Bis 30. September solle ein umfassendes Gesamtpaket - also auch die Harmonisierung, die Frage des Pensionskontos - vorgelegt werden. "Das hineinzubringen würde viel von den gegenwärtigen Ängsten und Besorgnissen der Bevölkerung wegnehmen", argumentierte Leitl und erläuterte: das was jeder im Laufe seines Lebens einzahle, fiktiv verzinst, die Öffentlichkeit mache großzügig Ersatzzeiten - für Kinderbetreuung beispielsweise - und dann könne am Ende eines Berufslebens jeder selbst entscheiden, wann er in Pension gehen wolle.
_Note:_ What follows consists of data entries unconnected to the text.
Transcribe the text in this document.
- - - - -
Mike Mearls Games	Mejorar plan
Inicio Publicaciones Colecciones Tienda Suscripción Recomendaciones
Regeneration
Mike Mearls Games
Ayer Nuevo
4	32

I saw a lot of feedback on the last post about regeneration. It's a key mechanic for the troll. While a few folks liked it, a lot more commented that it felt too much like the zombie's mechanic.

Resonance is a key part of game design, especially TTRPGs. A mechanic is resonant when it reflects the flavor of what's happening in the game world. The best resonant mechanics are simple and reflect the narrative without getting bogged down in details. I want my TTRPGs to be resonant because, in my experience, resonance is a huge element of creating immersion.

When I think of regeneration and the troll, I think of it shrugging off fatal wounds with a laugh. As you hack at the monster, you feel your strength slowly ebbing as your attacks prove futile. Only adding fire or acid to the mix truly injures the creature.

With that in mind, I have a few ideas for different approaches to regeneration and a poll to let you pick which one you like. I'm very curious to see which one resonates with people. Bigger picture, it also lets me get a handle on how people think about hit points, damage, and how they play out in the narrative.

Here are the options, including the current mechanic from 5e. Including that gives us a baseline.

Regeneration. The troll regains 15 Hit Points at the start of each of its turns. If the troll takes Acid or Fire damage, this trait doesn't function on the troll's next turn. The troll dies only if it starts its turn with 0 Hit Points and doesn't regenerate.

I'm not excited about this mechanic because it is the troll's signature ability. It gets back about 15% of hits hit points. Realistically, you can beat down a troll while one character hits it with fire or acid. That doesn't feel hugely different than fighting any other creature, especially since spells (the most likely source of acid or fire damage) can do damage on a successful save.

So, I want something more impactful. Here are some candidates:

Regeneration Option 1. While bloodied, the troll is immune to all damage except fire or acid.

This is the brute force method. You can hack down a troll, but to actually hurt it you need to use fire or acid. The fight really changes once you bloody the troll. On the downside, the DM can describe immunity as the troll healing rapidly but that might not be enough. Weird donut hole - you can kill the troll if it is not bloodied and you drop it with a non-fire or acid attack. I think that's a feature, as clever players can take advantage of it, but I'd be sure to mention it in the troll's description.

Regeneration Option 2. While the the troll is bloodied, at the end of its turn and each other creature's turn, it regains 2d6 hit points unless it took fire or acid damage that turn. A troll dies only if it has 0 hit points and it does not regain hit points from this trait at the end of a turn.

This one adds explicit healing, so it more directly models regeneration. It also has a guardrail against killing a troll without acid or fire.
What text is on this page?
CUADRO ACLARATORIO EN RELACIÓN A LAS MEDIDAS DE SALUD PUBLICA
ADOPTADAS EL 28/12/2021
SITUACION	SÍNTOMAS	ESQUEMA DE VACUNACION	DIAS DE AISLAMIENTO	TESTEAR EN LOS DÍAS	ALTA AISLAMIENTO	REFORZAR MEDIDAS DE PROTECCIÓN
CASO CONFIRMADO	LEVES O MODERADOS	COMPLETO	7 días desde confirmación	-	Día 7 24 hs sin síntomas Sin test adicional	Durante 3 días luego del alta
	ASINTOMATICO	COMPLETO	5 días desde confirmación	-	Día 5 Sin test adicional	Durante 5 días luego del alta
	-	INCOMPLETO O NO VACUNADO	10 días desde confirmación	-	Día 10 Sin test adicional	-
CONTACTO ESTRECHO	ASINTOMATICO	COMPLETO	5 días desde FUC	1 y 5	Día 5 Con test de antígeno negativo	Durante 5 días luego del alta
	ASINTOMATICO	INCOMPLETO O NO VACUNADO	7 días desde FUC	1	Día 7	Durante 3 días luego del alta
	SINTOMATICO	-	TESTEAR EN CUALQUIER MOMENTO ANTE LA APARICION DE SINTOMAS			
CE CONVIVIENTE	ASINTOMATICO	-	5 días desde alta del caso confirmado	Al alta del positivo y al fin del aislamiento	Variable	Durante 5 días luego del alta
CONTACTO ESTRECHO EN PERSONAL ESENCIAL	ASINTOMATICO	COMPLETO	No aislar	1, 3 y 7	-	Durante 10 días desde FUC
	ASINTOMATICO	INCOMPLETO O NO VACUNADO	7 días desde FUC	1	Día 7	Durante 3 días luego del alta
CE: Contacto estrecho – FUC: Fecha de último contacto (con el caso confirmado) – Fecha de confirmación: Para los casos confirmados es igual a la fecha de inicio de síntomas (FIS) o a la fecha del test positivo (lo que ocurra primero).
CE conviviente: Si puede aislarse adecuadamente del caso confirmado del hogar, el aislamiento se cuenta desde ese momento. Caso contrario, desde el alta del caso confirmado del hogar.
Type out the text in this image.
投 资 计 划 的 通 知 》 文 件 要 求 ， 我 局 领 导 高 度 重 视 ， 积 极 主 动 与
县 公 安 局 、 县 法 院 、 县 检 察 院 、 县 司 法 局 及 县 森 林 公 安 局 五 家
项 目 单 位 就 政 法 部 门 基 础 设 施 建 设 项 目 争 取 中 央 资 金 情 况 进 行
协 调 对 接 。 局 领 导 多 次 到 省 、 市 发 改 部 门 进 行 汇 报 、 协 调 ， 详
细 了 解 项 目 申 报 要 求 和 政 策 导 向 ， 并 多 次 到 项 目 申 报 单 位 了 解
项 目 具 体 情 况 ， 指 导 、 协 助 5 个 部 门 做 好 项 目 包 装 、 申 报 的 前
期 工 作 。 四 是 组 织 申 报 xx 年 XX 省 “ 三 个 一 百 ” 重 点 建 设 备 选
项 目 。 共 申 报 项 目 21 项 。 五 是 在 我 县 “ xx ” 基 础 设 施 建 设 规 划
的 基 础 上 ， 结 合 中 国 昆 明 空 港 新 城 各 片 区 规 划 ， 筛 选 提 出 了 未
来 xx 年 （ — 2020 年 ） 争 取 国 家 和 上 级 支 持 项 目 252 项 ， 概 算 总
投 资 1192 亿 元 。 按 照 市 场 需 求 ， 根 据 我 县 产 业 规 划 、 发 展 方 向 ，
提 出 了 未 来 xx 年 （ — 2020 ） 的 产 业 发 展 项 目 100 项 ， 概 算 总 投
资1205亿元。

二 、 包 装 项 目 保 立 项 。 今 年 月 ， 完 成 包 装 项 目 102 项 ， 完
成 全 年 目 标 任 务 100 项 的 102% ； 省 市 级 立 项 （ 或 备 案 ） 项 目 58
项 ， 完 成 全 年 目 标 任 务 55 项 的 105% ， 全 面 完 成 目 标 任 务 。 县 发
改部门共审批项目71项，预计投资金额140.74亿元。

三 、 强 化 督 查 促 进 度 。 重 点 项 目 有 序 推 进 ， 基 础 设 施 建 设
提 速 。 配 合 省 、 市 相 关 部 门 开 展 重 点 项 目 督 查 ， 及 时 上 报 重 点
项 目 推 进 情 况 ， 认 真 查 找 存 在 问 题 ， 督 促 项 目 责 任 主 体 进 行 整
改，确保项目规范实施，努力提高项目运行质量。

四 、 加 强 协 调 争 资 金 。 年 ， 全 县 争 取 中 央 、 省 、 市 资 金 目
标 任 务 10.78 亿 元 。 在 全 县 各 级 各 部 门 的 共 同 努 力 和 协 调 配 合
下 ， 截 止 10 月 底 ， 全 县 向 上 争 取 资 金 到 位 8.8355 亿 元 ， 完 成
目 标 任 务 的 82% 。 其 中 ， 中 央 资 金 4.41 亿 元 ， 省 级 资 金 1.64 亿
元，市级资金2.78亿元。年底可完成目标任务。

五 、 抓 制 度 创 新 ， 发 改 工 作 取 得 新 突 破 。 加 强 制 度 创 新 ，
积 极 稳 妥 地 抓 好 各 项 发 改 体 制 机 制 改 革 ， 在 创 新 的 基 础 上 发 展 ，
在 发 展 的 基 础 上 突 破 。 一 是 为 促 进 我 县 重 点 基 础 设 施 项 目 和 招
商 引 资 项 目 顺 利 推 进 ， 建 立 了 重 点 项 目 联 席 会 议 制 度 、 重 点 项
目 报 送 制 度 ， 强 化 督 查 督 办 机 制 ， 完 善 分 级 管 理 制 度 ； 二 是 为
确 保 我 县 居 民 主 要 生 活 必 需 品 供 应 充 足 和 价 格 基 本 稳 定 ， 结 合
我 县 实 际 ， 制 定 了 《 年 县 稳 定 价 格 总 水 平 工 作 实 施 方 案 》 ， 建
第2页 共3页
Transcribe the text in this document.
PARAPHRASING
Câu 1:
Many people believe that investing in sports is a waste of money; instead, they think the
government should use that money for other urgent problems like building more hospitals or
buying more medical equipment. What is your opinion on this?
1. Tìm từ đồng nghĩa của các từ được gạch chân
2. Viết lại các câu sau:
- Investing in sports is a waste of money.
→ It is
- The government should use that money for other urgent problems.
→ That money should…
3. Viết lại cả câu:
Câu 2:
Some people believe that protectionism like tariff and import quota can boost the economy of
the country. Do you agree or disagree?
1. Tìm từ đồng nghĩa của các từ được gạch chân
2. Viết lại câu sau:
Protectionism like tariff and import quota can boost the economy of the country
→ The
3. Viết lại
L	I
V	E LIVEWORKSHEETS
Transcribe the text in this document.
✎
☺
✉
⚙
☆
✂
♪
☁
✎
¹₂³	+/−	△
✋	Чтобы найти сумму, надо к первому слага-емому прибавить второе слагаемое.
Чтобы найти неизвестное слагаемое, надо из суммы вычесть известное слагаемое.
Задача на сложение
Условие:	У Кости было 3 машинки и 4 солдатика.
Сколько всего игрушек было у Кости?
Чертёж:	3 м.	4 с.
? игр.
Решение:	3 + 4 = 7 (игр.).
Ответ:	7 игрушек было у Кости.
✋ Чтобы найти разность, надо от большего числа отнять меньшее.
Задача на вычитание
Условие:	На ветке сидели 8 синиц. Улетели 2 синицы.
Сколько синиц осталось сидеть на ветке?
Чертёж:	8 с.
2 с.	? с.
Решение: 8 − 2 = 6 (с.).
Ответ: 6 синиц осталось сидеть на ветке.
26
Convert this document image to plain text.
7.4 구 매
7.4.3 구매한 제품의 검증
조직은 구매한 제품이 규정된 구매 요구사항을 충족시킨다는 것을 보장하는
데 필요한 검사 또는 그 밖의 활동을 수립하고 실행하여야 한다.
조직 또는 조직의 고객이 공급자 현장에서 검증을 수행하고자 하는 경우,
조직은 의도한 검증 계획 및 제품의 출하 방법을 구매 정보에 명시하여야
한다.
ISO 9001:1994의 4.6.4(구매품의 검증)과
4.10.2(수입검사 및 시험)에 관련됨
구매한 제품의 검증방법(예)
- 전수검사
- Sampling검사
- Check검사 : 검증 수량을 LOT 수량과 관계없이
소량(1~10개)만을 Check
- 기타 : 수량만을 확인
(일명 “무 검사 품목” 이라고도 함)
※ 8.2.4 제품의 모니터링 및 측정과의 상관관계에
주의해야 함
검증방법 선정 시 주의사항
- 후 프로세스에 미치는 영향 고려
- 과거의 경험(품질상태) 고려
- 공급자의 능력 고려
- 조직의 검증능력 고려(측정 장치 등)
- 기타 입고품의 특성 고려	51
Das bisherige Denken in starren Perioden halte er nicht für sinnvoll.

"Ich lege Wert auf die Feststellung, dass es sich nicht um eine Verschiebung handelt", erklärte Leitl. Die Regierung wolle sich sich ohnehin mit dem Thema Pensionskonto "so ab Jänner kommenden Jahres" beschäftigen, berichtete Leitl. Das wäre dann der nächste Schritt. "Die Sozialpartner hingegen sagen: Machen wir es doch gleich aus einem Guss". Von "Verschiebung" könne keine Rede sein, im Gegenteil: wenn die Regierung sage, sie wolle die zweite Stufe im Jänner machen und wenn die Sozialpartner sagen, sie wollen das bis 30.9. machen, dann wären sie sogar drei Monate schneller als die Regierung.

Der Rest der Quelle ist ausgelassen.